なんともやさぐれた気分になりつつ。そういうとき、ぼくはニルソンを聞きます。このほど日本でニルソンのRCA在籍時のオリジナル・アルバム14枚がまとめてCD化されて。ほぼ全盤、ボーナス入りだ。うれしい。アメリカではRCA/ブッダが、ヨーロッパではBMGが、それぞれ独自の形で進めていたニルソン再発シリーズだけれど。それ以外にもDCC盤があったり、ブッダを傘下に収める以前の米RCA盤があったり、ややこしくて。それが日本で一本化されたって感じ。もちろん、全盤が愛おしい名作。また、いつ品切れになるかわかったもんじゃないので、なんとかお金を工面して全部入手しておいたほうがいいと思う。ニルソンについては、かつて米RCAが何枚かリマスターCDを出したときに書いた文章があるので、それを参照していただくとして。

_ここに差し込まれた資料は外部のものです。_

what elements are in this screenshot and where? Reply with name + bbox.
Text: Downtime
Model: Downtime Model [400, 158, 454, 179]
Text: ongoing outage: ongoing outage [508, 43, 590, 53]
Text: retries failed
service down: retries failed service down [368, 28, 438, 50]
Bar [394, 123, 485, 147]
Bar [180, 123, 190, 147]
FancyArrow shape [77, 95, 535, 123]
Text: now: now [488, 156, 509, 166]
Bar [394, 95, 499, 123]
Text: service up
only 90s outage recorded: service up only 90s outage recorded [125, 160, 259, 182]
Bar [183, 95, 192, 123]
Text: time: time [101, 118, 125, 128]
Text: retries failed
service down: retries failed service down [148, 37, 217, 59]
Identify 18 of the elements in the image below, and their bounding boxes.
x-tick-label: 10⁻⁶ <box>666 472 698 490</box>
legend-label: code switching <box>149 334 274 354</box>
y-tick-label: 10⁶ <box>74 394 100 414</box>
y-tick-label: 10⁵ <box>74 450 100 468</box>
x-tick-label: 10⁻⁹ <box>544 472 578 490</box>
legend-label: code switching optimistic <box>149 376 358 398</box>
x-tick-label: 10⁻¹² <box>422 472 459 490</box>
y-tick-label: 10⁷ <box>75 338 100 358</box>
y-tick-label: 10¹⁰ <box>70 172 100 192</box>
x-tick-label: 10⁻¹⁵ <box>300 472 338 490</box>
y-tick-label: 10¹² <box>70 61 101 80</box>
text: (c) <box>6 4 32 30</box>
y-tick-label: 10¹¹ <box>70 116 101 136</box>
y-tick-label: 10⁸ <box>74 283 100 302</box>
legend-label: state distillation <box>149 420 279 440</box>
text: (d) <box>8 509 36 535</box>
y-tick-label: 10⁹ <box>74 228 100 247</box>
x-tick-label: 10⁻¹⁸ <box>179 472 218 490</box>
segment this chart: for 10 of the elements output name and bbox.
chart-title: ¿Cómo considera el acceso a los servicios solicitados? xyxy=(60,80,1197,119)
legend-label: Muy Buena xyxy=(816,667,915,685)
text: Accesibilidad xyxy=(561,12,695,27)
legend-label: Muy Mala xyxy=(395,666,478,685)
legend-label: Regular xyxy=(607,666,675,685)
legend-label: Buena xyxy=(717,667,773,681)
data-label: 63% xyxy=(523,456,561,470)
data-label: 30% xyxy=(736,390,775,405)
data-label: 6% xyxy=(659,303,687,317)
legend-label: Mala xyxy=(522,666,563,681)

今回は、1973年、ぼくが大学受験を前にこればっかり聞きながら受験勉強していたという、実に個人的な思い出盤『夜のシュミルソン』をピックしておきましょう。フランク・シナトラとのコンビネーションでおなじみのアレンジャー/ソングライター、ゴードン・ジェンキンス指揮のフル・オーケストラをバックに、懐かしのスタンダードばかりを淡々と歌い綴った名盤。このアルバムのおかげで、まだ十代だったケンタ少年はロックンロール以前のアメリカ音楽への興味をますます増したのでありましたとさ。